Na comemoração do título, cerca de um milhão de pessoas gritavam 'Zizou, presidente' na famosa avenida Champs-Elysées, em Paris, com sua imagem projetada sobre o Arco de Triunfo.

Muito mais que um astro de futebol, o filho de imigrantes se transformou num símbolo da França multicultural, com o 'Black-Blanc-Beur' (negros, brancos e árabes, em tradução livre) substituindo o tradicional 'Bleu-Blanc-Rouge' (azul, branco e vermelho) da bandeira do país.

Da cavadinha à cabeçada

A imagem rendeu contratos publicitários milionários ao craque, que foi contratado a peso de ouro pelo Real Madrid (75 milhões de euros) junto à Juventus, em 2001, um ano depois de conquistar a Eurocopa.

Zidane chegou a se aposentar da seleção francesa em 2004, mais voltou para disputar a Copa de 2006, na Alemanha, onde sonhava em encerrar a carreira com mais um título mundial.

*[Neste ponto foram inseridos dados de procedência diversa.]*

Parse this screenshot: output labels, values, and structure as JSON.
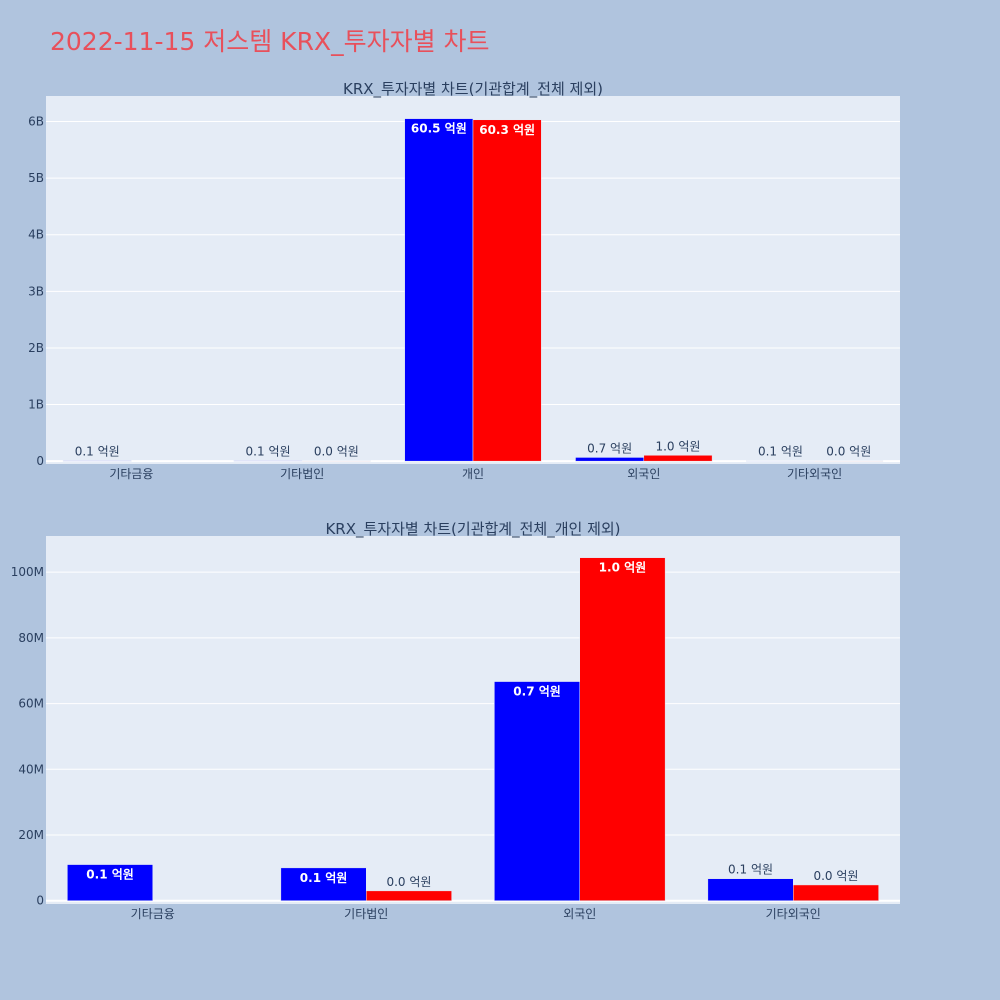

Depois de uma atuação memorável contra o Brasil, que foi novamente vítima do seu talento nas quartas de final (1-0), o meia disputou sua última partida na decisão, contra a Itália.

No estádio Olímpico de Berlim, teve a ousadia de bater um pênalti de 'cavadinha' para abrir o placar, viu a 'Nazionale' empatar, e por pouco não se tornou o primeiro jogador da história a marcar duas vezes dois gols em finais de Copa do Mundo.

Na prorrogação, o cabeceio certeiro parou no goleiro Buffon, seu ex-companheiro de clube na Juve, que tirou a bola com a ponta dos dedos.

Poucos minutos depois, o sonho virou pesadelo. Zidane perdeu a cabeça ao ser provocado por Materazzi e encerrou com uma expulsão sua brilhante carreira.

A França acabou esquecendo o gesto, e o craque continuou a ser o ícone preferido das marcas.

Ele poderia muito bem ter vivido da sua imagem, mas preferiu encarar o desafio de ser treinador, para "transmitir sua experiência" e "estar na primeira linha", com a "ambição" de assumir o comando da seleção francesa.

De auxiliar a técnico principal

O batismo de fogo veio mais cedo do que o esperado, nesta segunda-feira, após a demissão de Rafael Benítez do Real Madrid.

Zidane voltou ao clube três anos depois de pendurar as chuteiras, em 2009, como conselheiro do presidente Florentino Pérez, responsável pela sua contratação em 2001, com a política dos 'galáticos'.

O francês passou um ano aprendendo ao lado do técnico Carlo Ancelotti, do qual foi auxiliar na temporada 2013-2014, conquistando a tão esperada 'La Décima', o décimo título europeu do clube.

"Ele tem todas as qualidades para treinar uma grande equipe, principalmente o Real Madrid", resumiu Ancelotti há um ano.

Em julho de 2014, 'Zizou' assumiu o comando do Real Madrid Castilla, time B 'merengue', e só obteve o diploma oficial de treinador em maio de 2015, o que gerou muitas polêmicas na Espanha.

As circunstâncias o levaram de volta aos holofotes antes do previsto, com a missão de desempenhar com a mesma virtuosidade dos seus tempos de solista o papel de Maestro.